Vicky Baum au carrefour des destinées

Vicki Baum (1888-1960) a d’abord trouvé l’accomplissement dans une brillante carrière de musicienne avant de signer des best-sellers internationaux comme Grand Hôtel (1929) aussitôt portés à l’écran avec un casting prestigieux. Ses romans, fort en vogue de son vivant, sont bien oubliés depuis. 


Elle est née Hedwige Baum à Vienne le 24 janvier 1888, au foyer d’un modeste fonctionnaire d’origine juive, Hermann, et de son épouse Mathilde née Donat. Ses parents la destinent à la musique – et aux célébrations d’une enfance prodigue.

Dès l’âge de cinq ans, Hedwige participe à des concerts. Elle fréquente la Hochschule für Musik de Vienne (1898-1904) et devient harpiste à l’Orchestre symphonique de la ville (1904-1910).


En 1906, à dix-huit ans, elle épouse le journaliste et écrivain Max Prels (1878-1926). Dans l’ombre de son mari, la très jeune épouse prend goût aussi à la musique des mots. Elle s’essaie d’abord à « l’art d’en dire long en faisant bref » : l’article de journal et la nouvelle sont les premiers « formats » de ses mises en mots…


En 1912, elle quitte l’Autriche pour enseigner la musique à la Hochschule de Darmstadt. Elle est engagée comme harpiste au Hoftheater par le grand-duc Ludwig von Hessen.
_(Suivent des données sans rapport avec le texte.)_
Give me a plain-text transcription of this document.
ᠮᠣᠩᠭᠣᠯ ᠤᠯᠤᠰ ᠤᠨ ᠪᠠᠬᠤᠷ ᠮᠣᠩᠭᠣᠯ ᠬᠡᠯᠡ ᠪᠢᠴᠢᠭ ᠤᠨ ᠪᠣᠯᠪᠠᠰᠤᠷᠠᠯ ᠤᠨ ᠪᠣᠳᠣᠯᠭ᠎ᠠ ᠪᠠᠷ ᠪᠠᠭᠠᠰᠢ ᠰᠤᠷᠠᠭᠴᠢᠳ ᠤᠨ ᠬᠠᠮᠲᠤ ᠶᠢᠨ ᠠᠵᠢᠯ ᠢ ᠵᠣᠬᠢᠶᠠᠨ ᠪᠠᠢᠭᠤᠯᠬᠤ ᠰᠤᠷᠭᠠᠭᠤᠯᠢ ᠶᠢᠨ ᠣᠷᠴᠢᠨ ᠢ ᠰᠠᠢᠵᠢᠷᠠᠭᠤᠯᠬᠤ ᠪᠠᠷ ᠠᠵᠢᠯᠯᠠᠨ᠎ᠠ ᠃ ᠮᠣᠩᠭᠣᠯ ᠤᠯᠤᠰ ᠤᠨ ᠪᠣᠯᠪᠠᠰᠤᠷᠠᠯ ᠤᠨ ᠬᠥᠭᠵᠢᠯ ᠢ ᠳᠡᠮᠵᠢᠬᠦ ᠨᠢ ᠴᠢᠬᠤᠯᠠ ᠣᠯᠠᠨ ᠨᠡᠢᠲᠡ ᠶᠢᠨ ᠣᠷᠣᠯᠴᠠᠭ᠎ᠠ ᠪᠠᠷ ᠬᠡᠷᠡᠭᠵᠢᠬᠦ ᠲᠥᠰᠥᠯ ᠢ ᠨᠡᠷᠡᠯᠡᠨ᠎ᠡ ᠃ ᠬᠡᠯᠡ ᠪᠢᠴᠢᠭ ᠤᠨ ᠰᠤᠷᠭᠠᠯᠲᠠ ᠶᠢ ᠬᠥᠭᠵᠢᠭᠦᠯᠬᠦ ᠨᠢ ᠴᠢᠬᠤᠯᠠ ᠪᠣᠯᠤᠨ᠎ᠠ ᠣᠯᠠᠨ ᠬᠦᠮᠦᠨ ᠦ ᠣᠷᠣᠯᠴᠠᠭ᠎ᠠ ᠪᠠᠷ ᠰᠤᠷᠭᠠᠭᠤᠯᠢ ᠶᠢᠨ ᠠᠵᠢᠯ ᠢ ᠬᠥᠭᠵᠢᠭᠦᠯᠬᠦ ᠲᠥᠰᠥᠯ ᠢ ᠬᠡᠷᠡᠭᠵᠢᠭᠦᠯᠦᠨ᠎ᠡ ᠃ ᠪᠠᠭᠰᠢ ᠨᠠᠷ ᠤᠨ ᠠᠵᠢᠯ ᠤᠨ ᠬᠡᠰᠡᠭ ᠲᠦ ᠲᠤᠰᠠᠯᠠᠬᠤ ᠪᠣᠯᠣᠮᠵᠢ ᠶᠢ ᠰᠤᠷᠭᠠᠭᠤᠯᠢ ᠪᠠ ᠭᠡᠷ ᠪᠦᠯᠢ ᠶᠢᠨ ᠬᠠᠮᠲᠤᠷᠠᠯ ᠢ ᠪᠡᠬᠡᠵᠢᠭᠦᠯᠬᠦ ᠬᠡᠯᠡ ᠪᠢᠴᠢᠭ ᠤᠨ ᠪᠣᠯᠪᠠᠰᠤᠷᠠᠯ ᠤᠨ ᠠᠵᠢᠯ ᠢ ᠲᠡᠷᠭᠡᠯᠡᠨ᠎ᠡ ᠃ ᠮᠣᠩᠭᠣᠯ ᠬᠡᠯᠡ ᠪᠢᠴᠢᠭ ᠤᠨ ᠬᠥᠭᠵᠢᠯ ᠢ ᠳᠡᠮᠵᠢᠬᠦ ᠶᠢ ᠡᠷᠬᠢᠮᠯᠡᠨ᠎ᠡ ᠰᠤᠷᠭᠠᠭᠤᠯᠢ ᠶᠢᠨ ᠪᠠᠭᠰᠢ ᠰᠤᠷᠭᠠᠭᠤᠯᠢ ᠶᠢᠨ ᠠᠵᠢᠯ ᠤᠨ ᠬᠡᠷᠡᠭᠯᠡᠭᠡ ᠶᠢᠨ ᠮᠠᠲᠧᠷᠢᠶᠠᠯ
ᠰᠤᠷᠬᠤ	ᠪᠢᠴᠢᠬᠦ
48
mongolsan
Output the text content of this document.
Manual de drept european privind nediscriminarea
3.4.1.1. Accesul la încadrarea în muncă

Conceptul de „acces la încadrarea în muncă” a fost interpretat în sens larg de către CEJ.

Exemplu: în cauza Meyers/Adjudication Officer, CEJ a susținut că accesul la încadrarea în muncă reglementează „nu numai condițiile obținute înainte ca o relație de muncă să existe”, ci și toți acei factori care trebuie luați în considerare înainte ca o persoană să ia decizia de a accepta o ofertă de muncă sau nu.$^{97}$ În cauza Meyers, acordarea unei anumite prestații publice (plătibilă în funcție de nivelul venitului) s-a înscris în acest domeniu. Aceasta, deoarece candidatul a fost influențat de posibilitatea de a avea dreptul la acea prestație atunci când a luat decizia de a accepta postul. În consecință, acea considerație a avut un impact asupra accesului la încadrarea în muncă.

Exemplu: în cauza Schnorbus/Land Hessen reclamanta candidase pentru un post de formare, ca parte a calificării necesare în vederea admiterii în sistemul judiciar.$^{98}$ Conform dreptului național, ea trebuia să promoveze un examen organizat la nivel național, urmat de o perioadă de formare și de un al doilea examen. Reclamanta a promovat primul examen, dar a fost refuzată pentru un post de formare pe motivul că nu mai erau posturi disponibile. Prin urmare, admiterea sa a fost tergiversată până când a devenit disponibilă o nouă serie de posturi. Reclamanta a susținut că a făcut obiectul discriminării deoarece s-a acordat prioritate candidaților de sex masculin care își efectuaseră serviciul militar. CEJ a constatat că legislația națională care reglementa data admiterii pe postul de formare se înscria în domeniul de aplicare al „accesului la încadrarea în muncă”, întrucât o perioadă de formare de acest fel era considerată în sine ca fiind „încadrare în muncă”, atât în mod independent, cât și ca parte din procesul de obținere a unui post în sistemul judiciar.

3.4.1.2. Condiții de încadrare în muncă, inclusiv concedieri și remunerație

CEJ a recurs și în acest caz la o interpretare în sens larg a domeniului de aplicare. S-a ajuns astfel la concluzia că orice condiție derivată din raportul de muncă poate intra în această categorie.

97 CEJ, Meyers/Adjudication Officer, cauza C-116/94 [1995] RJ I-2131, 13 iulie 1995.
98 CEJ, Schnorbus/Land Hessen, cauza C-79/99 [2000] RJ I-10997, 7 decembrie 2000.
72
En 1916, elle épouse le chef d’orchestre Richard Lert (1885-1980), un ami d’enfance, avec qui elle aura deux fils, et s’établit à Berlin. Elle collabore notamment à la Berliner Illustrierte Zeitung, où elle publie ses premiers romans en feuilleton. Sa première œuvre, Frühe Schatten (« Ombres précoces ») paraît en 1919 sous la signature de « Vicky » Baum.


Elle connaît le succès avec la publication de Studentin Helene Willfüer (1928) qui décrit l’avènement, au sein de la très dévergondée République de Weimar, d’une « Femme nouvelle » – en somme, une Garçonne inspirée peut-être par le roman à succès de l’académicien Victor Margueritte (1866-1942), paru cinq ans plus tôt en France (1923).



De la page au grand écran


Sa prolifique carrière littéraire est jalonnée de best sellers comme Hell in Frauensee (1931, traduit par Lac aux Dames) ou Menschen im Hotel (Grand Hôtel, 1929), une saga des Années folles, considérée comme son chef d’œuvre, qui tient aussi de la danse macabre, aussitôt portée à la scène par Max Reinhardt (1873-1943). La pièce fera son chemin jusqu’à Broadway. En 1931, le réalisateur Edmund Goulding (1891-1959) l’adapte pour le grand écran, avec notamment Greta Garbo (1905-1990) et Joan Crawford (1906-1977) dans les rôles principaux. Des destins se croisent dans le hall et les chambres d’un hôtel qui semble aimanter tous les spectres d’une Europe à peine rescapée du pire – et qui ne peut s’arracher à la fascination d’autres charniers à venir…

Sensible à son talent de créatrice d’ambiance et à sa technique narrative (des destins qui se croisent dans une unité de lieu), la célèbre romancière française Colette (1873-1954) signe en 1934 l’adaptation, pour le cinéaste Marc Allégret (1900-1973), du Lac aux Dames, avec le jeune Jean-Pierre Aumont (1911-2001) dans le rôle du beau maître-nageur…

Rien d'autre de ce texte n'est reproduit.